Part Fifteenth

123 36 56
                                    

"Na, coba ke sini sebentar, deh, Nak," seru Mama dari pekarangan belakang rumah mereka. Suara melengking perempuan paruh baya itu berhasil membuat Danah sedikit terkejut dari dalam kamar. 

Jari-jari gadis itu berhenti bergerak di atas papan tombol laptopnya. "Iya, Ma, sebentar, ya," serunya dari dalam kamar tidur. 

Danah beranjak dari kursi, melangkah keluar dari kamarnya. Gadis itu menuruni tangga. Kaki Danah berjalan ke pekarangan belakang. Ia menghampiri Mama yang sekarang sedang berdiri di hadapan mesin cuci. Perempuan paruh baya berbalut mukenah biru itu mengerutkan dahi, menggeleng-gelengkan kepalanya pelan. 

Satu alis Danah terangkat. Ia mendekati Mama, menyentuh lembut tangan perempuan itu. "Kenapa, Ma?" tanyanya halus. 

"Na, coba, deh, kamu cek mesin cucinya," pinta Mama dengan tatapan khawatirnya. 

Danah mengangguk. Manik cokelat kehitamannya mencari-cari kejanggalan dari mesin cuci merah dengan dua tabung di hadapannya itu. Tumpukan pakaian yang terendam dalam air berbusa di satu tabung itu pasti sumber dari kegelisahan Mama. Jari-jari Danah menyentuh tombol putar.

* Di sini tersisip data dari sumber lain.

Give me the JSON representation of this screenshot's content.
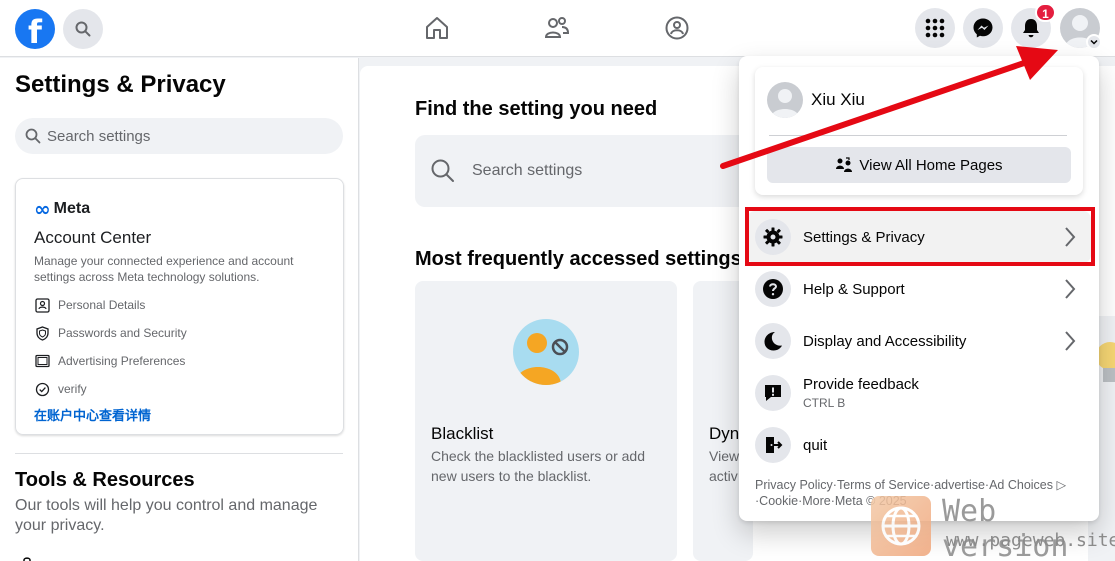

Ia memutar benda itu sembilan puluh derajat, sekitar tiga puluh menit. Namun, mesin cuci itu tidak bekerja. Tabungnya tidak berputar. Danah mengerutkan alisnya. Ia kembali memutar tombol, mengotak-atik mesin itu. 

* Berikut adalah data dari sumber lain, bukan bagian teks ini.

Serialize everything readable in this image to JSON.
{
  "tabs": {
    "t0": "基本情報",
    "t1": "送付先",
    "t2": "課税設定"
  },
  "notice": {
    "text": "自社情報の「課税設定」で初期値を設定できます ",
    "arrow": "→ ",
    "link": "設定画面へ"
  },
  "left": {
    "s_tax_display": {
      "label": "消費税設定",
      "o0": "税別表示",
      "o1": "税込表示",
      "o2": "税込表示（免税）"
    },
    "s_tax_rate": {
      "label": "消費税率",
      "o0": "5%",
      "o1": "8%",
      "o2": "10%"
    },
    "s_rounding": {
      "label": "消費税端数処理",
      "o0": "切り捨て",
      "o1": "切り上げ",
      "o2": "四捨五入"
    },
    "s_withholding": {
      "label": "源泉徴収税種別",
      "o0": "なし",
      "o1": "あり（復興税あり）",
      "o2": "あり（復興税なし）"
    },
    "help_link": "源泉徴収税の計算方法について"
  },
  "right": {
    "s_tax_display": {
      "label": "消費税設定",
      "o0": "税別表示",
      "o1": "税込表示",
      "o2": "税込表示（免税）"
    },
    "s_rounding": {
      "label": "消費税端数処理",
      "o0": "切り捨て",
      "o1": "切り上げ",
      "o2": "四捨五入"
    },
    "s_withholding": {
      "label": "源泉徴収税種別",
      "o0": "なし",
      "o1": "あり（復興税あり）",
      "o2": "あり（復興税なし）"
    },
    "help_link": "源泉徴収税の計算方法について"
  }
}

"Bisa, enggak, Nak?" tanya Mama di belakang Danah. 

Jari-jari Danah masih sibuk dengan tombol itu. Ia bersikeras untuk mengupayakan mesin cuci ini "memesin-cuci". Danah berdecak. "Astagfirullah," gumamnya. 

Ia memutar kembali tombol putar mesin itu. Lagi-lagi, mengaturnya menitnya yang kali ini, hanya selama lima belas menit. Tabung itu tidak kian berputar. Benar-benar, tumpukan pakaian itu tidak berkutik.

"Na, udah, kalo enggak bisa, enggak usah dipaksa," ujar Mama lembut. Tangan Mama menepuk pelan bahu anak gadisnya. 

Danah menghentikan usahanya. Ia menghela napas. "Ma, ini kayaknya mesin cuci kita fix rusak, deh," ujarnya. 

"Ya, kan, Na? Padahal, ya, tadi tuh baik-baik aja, lho. Ini, kok, tiba-tiba malah rusak, kagak bisa muter," keluh Mama. 

Danah memutar tubuhnya, menghadap Mama. "Gimana, ya, Ma?" tanyanya. 

Mama menghela napas. "Nanti Mama panggil Pak Toto dulu, deh, Na. Mama, kan, nyuci tiap hari, bahaya banget kalo ini mesin rusak. Masa harus beli lagi, sih? Kayaknya, mah, ini masih bisa dibenerin, insya Allah," ujarnya. 

"Iya, Ma, coba kontak tukang langganan Mama dulu aja," timpal Danah.

"Ya, udah, Na, kamu masuk lagi aja ke dalem. Mama masih mau liat-liat ini mesin, masih penasaran, deh," ujar Mama.

Danah mengiyakan perkataan Mama. Ia kembali masuk ke dalam rumah. Kaki Danah melangkah menaiki tangga. Ia kembali ke dalam kamarnya. Ia sungguh ingin membantu Mama, tetapi ia tidak memiliki kemampuan dan pengetahuan untuk memperbaiki mesin cuci mereka yang kini cacat. Mungkin lebih baik jika Danah kembali mengerjakan tugas-tugasnya. Lagipula, Mama sudah memutuskan akan memanggil Pak Toto, tukang yang selalu membenarkan segala anomali di rumah Danah sejak ia kecil. 

Tangan Danah kembali membuka laptopnya. Ia duduk di kursi belajar. Mata Danah menatap esai yang belum juga selesai di hadapannya. Di semester empat ini, semua terasa jauh lebih berat dari semester-semester sebelumnya. Sekarang, Danah mengerti mengapa dosen-dosennya itu sering berkata bahwa semester empat adalah inti dari semua semester. Tidak salah jurusan. Danah tidak pernah berpikir bahwa ia salah jurusan, tetapi otaknya selalu berpikir bahwa ia mungkin seharusnya tetap berada dalam lingkaran sains. Jari-jari Danah menekan tombol-tombol di keyboard. Fokusnya ia tujukan kembali pada esai pemberian dosennya.